Album cover for Ingeborg von Agassiz's Coventry Carols featuring a black and white angel singing on a black background

Not everybody hears jingle bells over the holidays - especially during these pandemic times - but the music played in grocery stores and programmed on all-Christmas radio stations focuses almost exclusively on joy to the world.

It’s like the Ghost of Christmas Past doesn’t exist.

Duluth-based electrofolk artist Ingeborg von Agassiz, a stage name taken by Emma Rustan, explores the dark side of the holidays on her second full-length album Coventry Carols, released last month on streaming services everywhere.
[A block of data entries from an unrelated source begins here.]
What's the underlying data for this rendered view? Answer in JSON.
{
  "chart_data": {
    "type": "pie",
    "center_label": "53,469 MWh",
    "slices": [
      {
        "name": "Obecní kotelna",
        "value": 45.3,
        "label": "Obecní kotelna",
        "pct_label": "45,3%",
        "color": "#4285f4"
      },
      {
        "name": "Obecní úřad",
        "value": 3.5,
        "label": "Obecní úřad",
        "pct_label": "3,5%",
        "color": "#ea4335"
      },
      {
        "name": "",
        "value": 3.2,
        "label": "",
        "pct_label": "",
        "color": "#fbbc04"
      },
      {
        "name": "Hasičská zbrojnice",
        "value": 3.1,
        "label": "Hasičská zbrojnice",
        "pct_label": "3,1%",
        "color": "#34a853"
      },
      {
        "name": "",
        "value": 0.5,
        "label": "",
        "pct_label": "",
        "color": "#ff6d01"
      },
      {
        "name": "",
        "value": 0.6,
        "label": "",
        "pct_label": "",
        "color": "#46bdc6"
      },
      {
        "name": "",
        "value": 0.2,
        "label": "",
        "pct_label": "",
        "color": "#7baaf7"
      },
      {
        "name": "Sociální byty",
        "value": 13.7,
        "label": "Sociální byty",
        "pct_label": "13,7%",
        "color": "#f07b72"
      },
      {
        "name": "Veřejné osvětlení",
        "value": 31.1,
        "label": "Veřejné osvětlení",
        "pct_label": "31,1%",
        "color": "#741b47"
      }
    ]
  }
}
Written, recorded and performed solo, the 10-track record takes a gentle journey through the cold winter season that feels honest, real and everything but jolly.

It’s a holiday album they won’t play at Bentleyville but might be a hit in Whoville.
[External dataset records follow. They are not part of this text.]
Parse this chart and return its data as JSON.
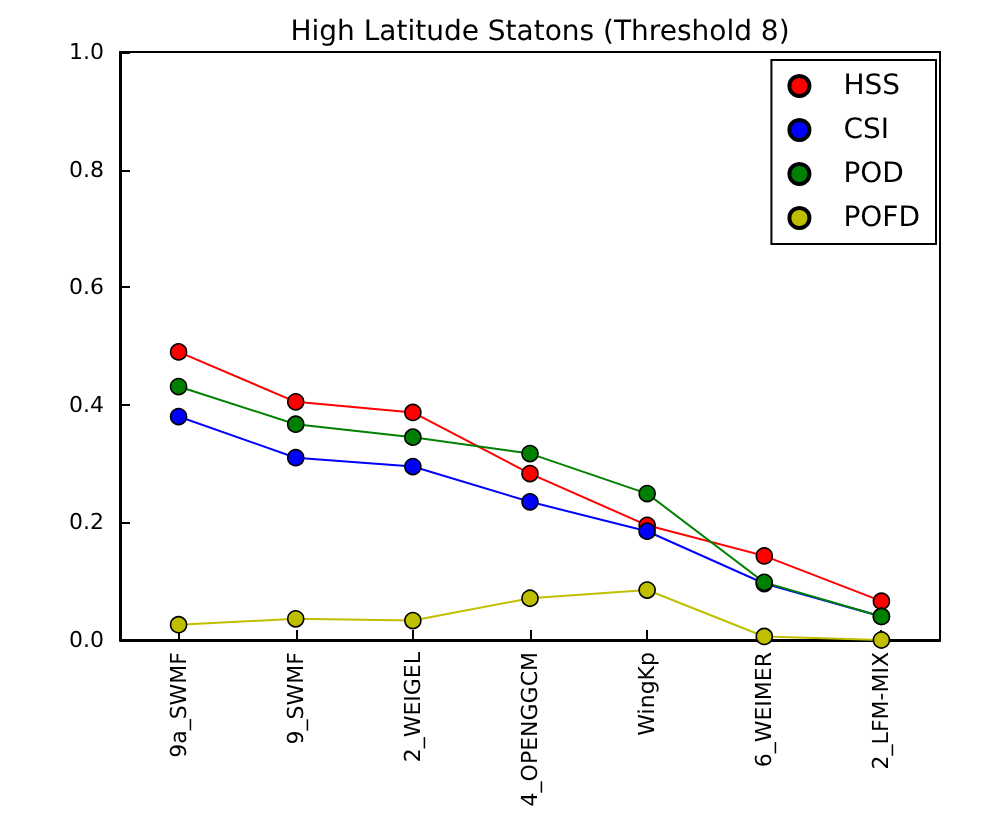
{
  "chart_data": {
    "type": "line",
    "title": "High Latitude Statons (Threshold 8)",
    "categories": [
      "9a_SWMF",
      "9_SWMF",
      "2_WEIGEL",
      "4_OPENGGCM",
      "WingKp",
      "6_WEIMER",
      "2_LFM-MIX"
    ],
    "series": [
      {
        "name": "HSS",
        "color": "#ff0000",
        "values": [
          0.49,
          0.405,
          0.387,
          0.283,
          0.195,
          0.143,
          0.066
        ]
      },
      {
        "name": "CSI",
        "color": "#0000ff",
        "values": [
          0.38,
          0.31,
          0.295,
          0.235,
          0.185,
          0.096,
          0.04
        ]
      },
      {
        "name": "POD",
        "color": "#008000",
        "values": [
          0.431,
          0.367,
          0.345,
          0.317,
          0.249,
          0.098,
          0.04
        ]
      },
      {
        "name": "POFD",
        "color": "#bfbf00",
        "values": [
          0.026,
          0.036,
          0.033,
          0.071,
          0.085,
          0.006,
          0.0
        ]
      }
    ],
    "ylim": [
      0,
      1
    ],
    "yticks": [
      {
        "value": 0,
        "label": "0.0"
      },
      {
        "value": 0.2,
        "label": "0.2"
      },
      {
        "value": 0.4,
        "label": "0.4"
      },
      {
        "value": 0.6,
        "label": "0.6"
      },
      {
        "value": 0.8,
        "label": "0.8"
      },
      {
        "value": 1,
        "label": "1.0"
      }
    ],
    "grid": false,
    "legend": "top right",
    "marker": "circle",
    "line_style": "solid"
  }
}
Coventry Carols is a quiet, poetic album that gets its energy from abandoned churches, flickering candles and distant stars in the winter sky. The songs feel like long lost ornaments discovered amid the ash of a December chimney sweep.
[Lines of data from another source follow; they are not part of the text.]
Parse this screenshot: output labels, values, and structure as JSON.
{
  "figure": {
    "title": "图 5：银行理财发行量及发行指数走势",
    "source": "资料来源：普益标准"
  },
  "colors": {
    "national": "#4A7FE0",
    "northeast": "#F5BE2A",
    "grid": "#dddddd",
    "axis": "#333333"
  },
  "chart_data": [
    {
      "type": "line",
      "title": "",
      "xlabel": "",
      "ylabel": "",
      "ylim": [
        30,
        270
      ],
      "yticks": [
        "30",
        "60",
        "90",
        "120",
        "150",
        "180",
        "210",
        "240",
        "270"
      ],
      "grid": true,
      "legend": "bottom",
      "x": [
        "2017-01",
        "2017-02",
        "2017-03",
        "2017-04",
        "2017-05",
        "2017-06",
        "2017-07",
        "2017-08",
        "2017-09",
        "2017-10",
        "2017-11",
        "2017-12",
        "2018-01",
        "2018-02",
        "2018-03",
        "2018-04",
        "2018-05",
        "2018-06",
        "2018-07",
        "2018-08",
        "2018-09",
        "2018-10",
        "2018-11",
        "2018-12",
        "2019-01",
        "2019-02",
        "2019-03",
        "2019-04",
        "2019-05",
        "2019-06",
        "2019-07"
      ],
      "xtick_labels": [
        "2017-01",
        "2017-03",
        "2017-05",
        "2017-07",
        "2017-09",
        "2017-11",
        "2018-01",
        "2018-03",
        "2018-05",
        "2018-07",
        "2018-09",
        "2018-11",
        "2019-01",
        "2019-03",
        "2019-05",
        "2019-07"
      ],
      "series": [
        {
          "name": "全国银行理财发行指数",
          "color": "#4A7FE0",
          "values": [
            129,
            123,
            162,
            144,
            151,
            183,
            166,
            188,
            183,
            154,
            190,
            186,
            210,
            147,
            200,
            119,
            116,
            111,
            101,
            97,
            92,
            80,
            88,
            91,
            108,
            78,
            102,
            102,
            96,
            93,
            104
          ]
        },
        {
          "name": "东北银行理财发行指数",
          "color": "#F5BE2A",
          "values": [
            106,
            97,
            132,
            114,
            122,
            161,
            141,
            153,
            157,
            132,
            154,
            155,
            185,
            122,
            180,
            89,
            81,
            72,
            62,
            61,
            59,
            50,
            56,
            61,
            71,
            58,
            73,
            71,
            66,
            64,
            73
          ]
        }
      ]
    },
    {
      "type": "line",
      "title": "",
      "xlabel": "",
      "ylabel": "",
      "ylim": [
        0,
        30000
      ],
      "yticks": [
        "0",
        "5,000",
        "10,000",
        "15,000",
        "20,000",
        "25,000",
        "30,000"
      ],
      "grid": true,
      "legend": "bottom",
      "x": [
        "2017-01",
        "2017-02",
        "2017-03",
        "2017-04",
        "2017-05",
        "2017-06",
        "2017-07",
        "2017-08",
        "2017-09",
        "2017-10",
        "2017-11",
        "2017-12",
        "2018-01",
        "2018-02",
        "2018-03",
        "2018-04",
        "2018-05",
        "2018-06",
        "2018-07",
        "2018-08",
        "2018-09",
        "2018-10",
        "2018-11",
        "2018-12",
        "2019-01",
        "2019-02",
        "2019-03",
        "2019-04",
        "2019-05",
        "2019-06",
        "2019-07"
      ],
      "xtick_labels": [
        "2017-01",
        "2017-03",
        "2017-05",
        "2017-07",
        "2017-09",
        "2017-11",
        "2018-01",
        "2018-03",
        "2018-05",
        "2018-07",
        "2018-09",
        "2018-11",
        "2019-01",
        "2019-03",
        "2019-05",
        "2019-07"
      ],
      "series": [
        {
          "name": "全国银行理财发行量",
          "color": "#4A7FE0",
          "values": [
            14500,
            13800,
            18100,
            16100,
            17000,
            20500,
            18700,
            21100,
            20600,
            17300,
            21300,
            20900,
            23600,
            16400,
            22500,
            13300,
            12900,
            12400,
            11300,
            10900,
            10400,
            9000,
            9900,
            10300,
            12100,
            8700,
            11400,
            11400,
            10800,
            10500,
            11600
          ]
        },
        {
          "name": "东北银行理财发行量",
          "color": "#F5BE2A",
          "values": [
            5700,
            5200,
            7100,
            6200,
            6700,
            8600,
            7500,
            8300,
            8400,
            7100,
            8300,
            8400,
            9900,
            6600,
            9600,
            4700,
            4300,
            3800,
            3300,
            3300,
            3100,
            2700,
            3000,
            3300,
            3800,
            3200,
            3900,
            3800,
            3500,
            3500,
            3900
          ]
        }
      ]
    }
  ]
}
In the opening track, “Advent Hymn,” von Agassiz sings over acoustic guitar about emerging from a “long, cold silence” and a “hard summer” as she drives into the unknown. The music swells with a small, choir-backed chorus: “Oh, I just wait. Oh, can’t escape. Oh, pretty lights. In the dark.” It’s a melancholy song that somehow manages to be hopeful.

“Christmas in the Dark” explores more isolation themes. Awash in synthesizers and soft programmed beats, von Agassiz tells us: “In the deep of night, it will be alright, just to be alone through this long, long night in a quiet home.”

It’s easy to hear these songs as Christmas carols for the pandemic-trapped faithful.

Still the record is filled with subtle nods to the kind of holiday music we all know. Through the wonder of electronics, angels harmonize in the background and a lone drum delivers a slow steady heartbeat in “St. Children’s Choir.” But this isn’t a song about a heroic drummer boy; this is a song for the young “forgotten ones of this world lost.”

Elsewhere, a church organ solo closes out “I Want More for Christmas.” Sound twinkles behind “We are not Tired” like a table-top music box spinning a tiny, snow-covered evergreen. Ebenezer Scrooge even gets a soul searching.

The only traditional holiday song on the record is “Jolly Old St. Nicholas.” The song gets a slow, haunting arrangement with multi-tracked “ohs” and “ahhs” swirling around the sweet singing narrator who admits Santa “knows what’s best.”

“So Many Silent Nights,” borrows the tender, peaceful tone of the 19th Century German Christmas carol referenced in its title, but delivers a bleak, despondent message: “It seems eternal darkness has come to take me down. I’m looking for a star where there’s no star to be found,” sings von Agassiz.

In less capable hands, the record could feel cynical or hopeless. It’s not. Coventry Tales is filled with the eternal history and mystery of the season, themes largely missing or corrupted in contemporary Christmas music. It’s clear von Agassiz treasures the holidays, just not the kind you see in a Macy’s catalogue.

The final song, the wonderful piano ballad “Snow Globe City,” provides hope, peace and even a bit of revelry amidst a soft humming choir. Sometimes it's best to shake things up.